L’analyse des données a consisté́ en une comparaison entre les codages des photographies et leur contexte au moyen d’une analyse statistique descriptive et du test statistique : khi2. Il a été choisi pour les types de données manipulées, par sa robustesse vis-à-vis des faibles effectifs et son application possible dans le cas d’une distribution qui ne respecte pas la loi normale. L’ensemble des analyses ont été́ réalisées sous le logiciel R (version 3.5.3).

ANALYSE

Le premier traitement statistique vise à rendre compte de l’existence d’un lien entre le type d’établissement et la présence ou non d’activité, afin de déterminer s’il existe une culture métier en lien avec le type d’établissement et le public.

Tableau n° 1 : Type d’établissement et activité ou non activité

  Collège Lycée
Pas en activité 34 15
En activité 23 20
Khi2 = 2.4562, p-value = 0.1171, ns (non significatif à hauteur de 5%)


Il n’y a pas de lien statistique entre le type d’établissement et la présence ou non d’une activité sur les photographies.

Pour analyser le rapport entre la typologie des espaces et l’organisation spatiale, nous réalisons ce deuxième test statistique, afin d’observer si une fonction de l’espace va de pair avec sa localisation dans l’espace CDI.

Tableau n° 2 : Typologie d’espaces et organisation spatiale

  Formel Informel Formel + Informel Total
Centre 48 3 6 57
Périphérie 19 1 7 27
Centre et périphérie 8 1 1 10
Khi2 = 4.0818, p-value = 0.395, ns (non significatif à hauteur de 5%)


Il n’y a pas de lien statistique entre les typologies d’espaces, à savoir formel ou informel et l’organisation spatiale au centre et/ou en périphérie de l’espace CDI, même si les données du tableau nous indiquent que 51% des espaces formels sont au centre. Est-ce que le mobilier aura un lien avec leur localisation ? Tel est l’objectif du troisième test statistique (tableau n° 3).

Tableau n° 3 : mobilier et localisation spatiale

  banquette/fauteuil/pouf/fatboy® uniquement chaise vide
Centre 26 25 6
Centre et périphérie 7 6 0
Périphérie 17 9 1
Khi2 = 3.9306, p-value = 0.4155, ns (non significatif à hauteur de 5%)

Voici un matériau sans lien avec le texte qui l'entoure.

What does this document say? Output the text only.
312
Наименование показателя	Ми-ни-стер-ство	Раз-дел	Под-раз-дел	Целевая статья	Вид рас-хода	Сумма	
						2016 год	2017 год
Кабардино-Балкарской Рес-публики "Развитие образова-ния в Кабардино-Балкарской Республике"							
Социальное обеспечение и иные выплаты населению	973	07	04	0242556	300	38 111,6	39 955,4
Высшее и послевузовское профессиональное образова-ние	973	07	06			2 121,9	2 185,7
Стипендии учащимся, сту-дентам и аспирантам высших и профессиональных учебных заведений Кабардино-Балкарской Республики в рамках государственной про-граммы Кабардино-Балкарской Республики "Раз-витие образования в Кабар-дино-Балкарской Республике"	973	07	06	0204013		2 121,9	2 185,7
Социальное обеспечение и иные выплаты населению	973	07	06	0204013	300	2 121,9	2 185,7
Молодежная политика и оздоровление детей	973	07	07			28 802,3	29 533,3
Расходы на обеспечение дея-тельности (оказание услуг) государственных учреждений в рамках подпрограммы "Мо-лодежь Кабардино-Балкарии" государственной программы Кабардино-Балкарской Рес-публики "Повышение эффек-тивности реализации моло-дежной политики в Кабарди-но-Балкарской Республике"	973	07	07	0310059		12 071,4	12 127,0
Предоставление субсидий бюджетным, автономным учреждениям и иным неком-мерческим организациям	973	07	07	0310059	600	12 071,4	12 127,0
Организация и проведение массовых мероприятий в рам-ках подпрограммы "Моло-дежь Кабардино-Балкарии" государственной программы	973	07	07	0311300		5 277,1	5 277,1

Il n’y a pas de lien statistique entre le type de mobilier et sa localisation dans l’espace. Est-ce qu’il en est de même vis-à-vis des typologies d’espaces (tableau n° 4) ?

Tableau n° 4 : mobilier et typologie d’espaces

  banquette/fauteuil/pouf/fatboy® uniquement chaise vide
Formel 33 38 5
Informel 10 2 2
Formel et Informel 5 0 0
Khi2 = 11.538, p-value = 0.02114, * significatif: *: p < 0,05; ** : p < 0,01; *** : p < 0,001


Il y a un lien statistiquement significatif entre le mobilier et les typologies d’espaces. Dans les espaces formels, le mobilier “classique” est plus souvent présent, avec une forte présence aussi de mobilier “plus confortable”, au sens où il permet de prendre plus facilement une position agréable, et pour plus longtemps. Dans les espaces informels, nous observons plus fréquemment du mobilier “confortable”. Les professeurs documentalistes montrent donc à voir que le type d’espace va de pair avec le mobilier, tout en conservant une dualité pour l’espace formel.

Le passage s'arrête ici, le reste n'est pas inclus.